As I said, there are two different aspects of a "set" -- the underlying wooden superstructure and the surface facades/dressings. The latter are often far more flimsy and ephemeral than they appear. When we talk about redressing a set, sometimes that means stripping it down to the bare structure and building new facades onto it. That's what they did when they revamped the TMP sets for TNG and then VGR. So it can look completely different to the viewer's eye but still be the same set in that it's still the same underlying framework at the same location within the same soundstage.
And yes, the "Measure" courtroom was another redress of the TMP bridge set. The visible details, the facades and dressings, were different, but they were built within the same framework on Stage 9 and had the same dimensions. Data's cybernetics lab in "The Offspring" and "The Best of Both Worlds" was also a redress of the bridge set.
But of course some redresses are more wholesale than others. For instance, since they made the surface elements for the "Measure" courtroom, it was useful to recycle them for the
Hathaway bridge. Just as the
Stargazer bridge before it had been just a fairly light redress of the battle bridge set, with different consoles and seats but the same shape and structure, essentially just the back half of the set with a new, closer front wall put in.
The thing about the TNG sets being used in TFF that bothers me is that they're so painfully, obviously the TNG sets with no modification. I'm aware that Mr. Shatner liked the aesthetic and hence the bridge was created to match, but TUC proves that some refitting can nicely help distinguish them so it's not so painfully obvious.
That's a surprising comment, because to me it's precisely the other way around. TFF had a bunch of new sets -- the bridge, the maintenance corridors (which were then recycled in TNG: "The Hunted" as the Jefferies tubes), the brig, the turboshaft (much as we try to ignore it), and a hangar deck that was basically a full-scale recreation of the TOS hangar. The transporter alcove is unchanged from TNG, but the rest of the transporter room is redressed back to TMP specs. The officer's lounge was probably a Ten Forward redress, but extensively enough that it isn't obvious. The corridors look the same, but they'd looked pretty much the same since TMP. Sickbay does have some TNG-style Okudagrams on the wall display, but we barely get a glimpse of it. And the engine room isn't seen at all. I'd say that they mostly did a good job hiding the reuse of TNG sets.
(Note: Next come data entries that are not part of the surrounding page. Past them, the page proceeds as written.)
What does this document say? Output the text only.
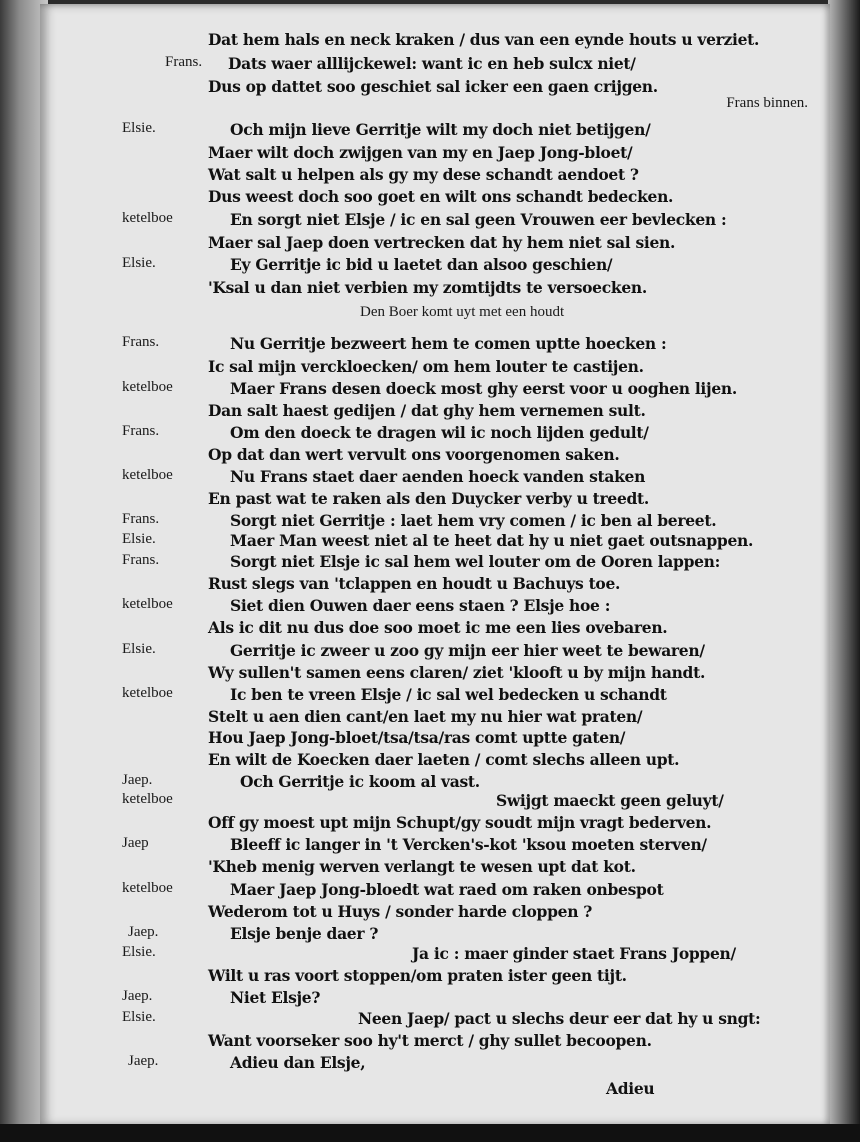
Dat hem hals en neck kraken / dus van een eynde houts u verziet.
Frans. Dats waer alllijckewel: want ic en heb sulcx niet/
Dus op dattet soo geschiet sal icker een gaen crijgen.
Frans binnen.
Elsie.	Och mijn lieve Gerritje wilt my doch niet betijgen/
Maer wilt doch zwijgen van my en Jaep Jong-bloet/
Wat salt u helpen als gy my dese schandt aendoet ?
Dus weest doch soo goet en wilt ons schandt bedecken.
ketelboe	En sorgt niet Elsje / ic en sal geen Vrouwen eer bevlecken :
Maer sal Jaep doen vertrecken dat hy hem niet sal sien.
Elsie.	Ey Gerritje ic bid u laetet dan alsoo geschien/
'Ksal u dan niet verbien my zomtijdts te versoecken.
Den Boer komt uyt met een houdt
Frans.	Nu Gerritje bezweert hem te comen uptte hoecken :
Ic sal mijn verckloecken/ om hem louter te castijen.
ketelboe	Maer Frans desen doeck most ghy eerst voor u ooghen lijen.
Dan salt haest gedijen / dat ghy hem vernemen sult.
Frans.	Om den doeck te dragen wil ic noch lijden gedult/
Op dat dan wert vervult ons voorgenomen saken.
ketelboe	Nu Frans staet daer aenden hoeck vanden staken
En past wat te raken als den Duycker verby u treedt.
Frans.	Sorgt niet Gerritje : laet hem vry comen / ic ben al bereet.
Elsie.	Maer Man weest niet al te heet dat hy u niet gaet outsnappen.
Frans.	Sorgt niet Elsje ic sal hem wel louter om de Ooren lappen:
Rust slegs van 'tclappen en houdt u Bachuys toe.
ketelboe	Siet dien Ouwen daer eens staen ? Elsje hoe :
Als ic dit nu dus doe soo moet ic me een lies ovebaren.
Elsie.	Gerritje ic zweer u zoo gy mijn eer hier weet te bewaren/
Wy sullen't samen eens claren/ ziet 'klooft u by mijn handt.
ketelboe	Ic ben te vreen Elsje / ic sal wel bedecken u schandt
Stelt u aen dien cant/en laet my nu hier wat praten/
Hou Jaep Jong-bloet/tsa/tsa/ras comt uptte gaten/
En wilt de Koecken daer laeten / comt slechs alleen upt.
Jaep.	Och Gerritje ic koom al vast.
ketelboe	Swijgt maeckt geen geluyt/
Off gy moest upt mijn Schupt/gy soudt mijn vragt bederven.
Jaep	Bleeff ic langer in 't Vercken's-kot 'ksou moeten sterven/
'Kheb menig werven verlangt te wesen upt dat kot.
ketelboe	Maer Jaep Jong-bloedt wat raed om raken onbespot
Wederom tot u Huys / sonder harde cloppen ?
Jaep.	Elsje benje daer ?
Elsie.	Ja ic : maer ginder staet Frans Joppen/
Wilt u ras voort stoppen/om praten ister geen tijt.
Jaep.	Niet Elsje?
Elsie.	Neen Jaep/ pact u slechs deur eer dat hy u sngt:
Want voorseker soo hy't merct / ghy sullet becoopen.
Jaep.	Adieu dan Elsje,
Adieu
Conversely, in TUC, engineering is obviously the TNG engine room with its distinctive warp core and 24th-century Okudagrams. There's a blatant TNG-style replicator alcove in the crew-quarters set. The transporter room has the TFF-style console and shielding, but otherwise it's essentially in its TNG configuration. The officer's lounge is obviously the TNG lounge with its distinctively shaped windows; only the walls and table are redressed, plus the fancy light fixture above the table. The President's office is recognizably a Ten Forward redress, with the same doors and with the shape of the windows concealed only by curtains, while the TFF lounge had different windows and doors. Sickbay has movie-era beds but the overall room is clearly the TNG set. The use of redressed TNG sets is far, far more blatant in TUC.